8.1.3 Recht en gerechtigheid
Beide begrippen spelen een belangrijke rol in het leven van mensen. Worden ze in de samenleving toegepast dan ontstaat er een goede basis voor een algemeen concreet geluk. Onrecht en ongerechtigheid veroorzaken echter ellende voor velen. Het woordenboek Van Dale omschrijft recht o.a. als gerechtigheid, rechtvaardigheid, billijkheid en gerechtigheid o.a. als iemand gerechtigheid laten wedervaren.
De Hebreeuwse begrippen mīsjpāt (recht) en tsedāqā (gerechtigheid) kennen die juridische betekenisaspecten ook wel, maar ze vertegenwoordigen tevens een dimensie van liefde: ‘het houden van de geboden is doen wat recht is in de ogen van JHWH, uw God’ (Deuteronomium 13:18) en uit mededogen en barmhartigheid ten aanzien van de medemens blijkt ‘gerechtigheid in de ogen van JHWH, uw God’ te zijn. (Deuteronomium 24:10-13).
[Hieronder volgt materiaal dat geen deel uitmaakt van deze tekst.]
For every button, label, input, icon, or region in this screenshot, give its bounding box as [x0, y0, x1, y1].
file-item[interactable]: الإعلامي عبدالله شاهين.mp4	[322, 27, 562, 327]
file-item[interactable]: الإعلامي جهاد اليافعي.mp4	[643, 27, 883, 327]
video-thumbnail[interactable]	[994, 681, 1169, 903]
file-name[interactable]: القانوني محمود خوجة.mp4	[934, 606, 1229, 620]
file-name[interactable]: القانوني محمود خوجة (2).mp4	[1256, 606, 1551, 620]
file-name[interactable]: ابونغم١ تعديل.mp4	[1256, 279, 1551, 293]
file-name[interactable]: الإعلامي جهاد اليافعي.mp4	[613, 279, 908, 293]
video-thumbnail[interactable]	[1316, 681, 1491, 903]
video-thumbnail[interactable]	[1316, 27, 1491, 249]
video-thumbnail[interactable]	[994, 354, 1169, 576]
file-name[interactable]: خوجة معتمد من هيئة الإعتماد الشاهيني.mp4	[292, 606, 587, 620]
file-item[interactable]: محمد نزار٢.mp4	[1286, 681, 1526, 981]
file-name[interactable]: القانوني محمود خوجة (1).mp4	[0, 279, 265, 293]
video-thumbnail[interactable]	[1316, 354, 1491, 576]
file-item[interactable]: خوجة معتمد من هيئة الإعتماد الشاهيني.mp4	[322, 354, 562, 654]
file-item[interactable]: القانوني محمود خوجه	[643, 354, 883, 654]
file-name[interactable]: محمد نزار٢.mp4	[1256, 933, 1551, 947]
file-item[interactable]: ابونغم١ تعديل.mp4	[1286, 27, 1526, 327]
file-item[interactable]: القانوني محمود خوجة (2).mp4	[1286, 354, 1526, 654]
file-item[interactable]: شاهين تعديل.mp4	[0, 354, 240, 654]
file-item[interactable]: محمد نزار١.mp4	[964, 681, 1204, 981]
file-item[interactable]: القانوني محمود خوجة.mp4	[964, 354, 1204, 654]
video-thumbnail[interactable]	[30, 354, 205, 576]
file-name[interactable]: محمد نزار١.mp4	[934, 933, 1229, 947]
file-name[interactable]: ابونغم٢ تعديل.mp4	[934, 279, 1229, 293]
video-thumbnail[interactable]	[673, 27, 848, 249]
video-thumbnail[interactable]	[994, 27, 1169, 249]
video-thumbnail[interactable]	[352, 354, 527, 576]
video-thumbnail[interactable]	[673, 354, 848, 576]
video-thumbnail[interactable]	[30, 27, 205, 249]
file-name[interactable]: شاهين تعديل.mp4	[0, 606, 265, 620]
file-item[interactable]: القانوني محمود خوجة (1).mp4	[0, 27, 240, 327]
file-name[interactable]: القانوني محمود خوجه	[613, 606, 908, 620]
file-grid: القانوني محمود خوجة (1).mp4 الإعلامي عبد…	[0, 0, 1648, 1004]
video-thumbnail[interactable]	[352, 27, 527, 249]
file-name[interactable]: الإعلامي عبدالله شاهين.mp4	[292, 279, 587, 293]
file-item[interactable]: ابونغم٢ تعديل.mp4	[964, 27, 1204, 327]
‘Koning David handhaafde (letterlijk: deed) recht en gerechtigheid’ leidt een verhaal in dat illustreert wat de bijbelverteller ermee bedoelt (2 Samuël 9:1-13). Op het hoogtepunt van zijn macht convoceert David Mefiboset, de kleinzoon van zijn gestorven voorganger Saul. Bij die gelegenheid geeft hij hem de landerijen van zijn grootvader. Daarmee deed hij recht in harmonie met de thorarichtlijnen (Deuteronomium 22:1-4). De koning beseft dat de invalide Mefiboset het land dat hij heeft geërfd niet zelf kan bewerken. Zonder daartoe verplicht te zijn, stelt hij Siba, de opperhoofdmeester van wijlen koning Saul, samen met diens vijftien zonen en twintig dienaren als Mefibosets knechten aan. Daar bovenop verleent hij ook nog eens aan deze door mensen geminachte kreupele man een permanente plaats aan zijn koninklijke tafel. Hij mag zelfs te midden van Davids eigen zonen zitten. Zo doet de koning gerechtigheid en dus … veel meer dan de thora voorschrijft: hij bewijst mededogen, empathie en barmhartigheid!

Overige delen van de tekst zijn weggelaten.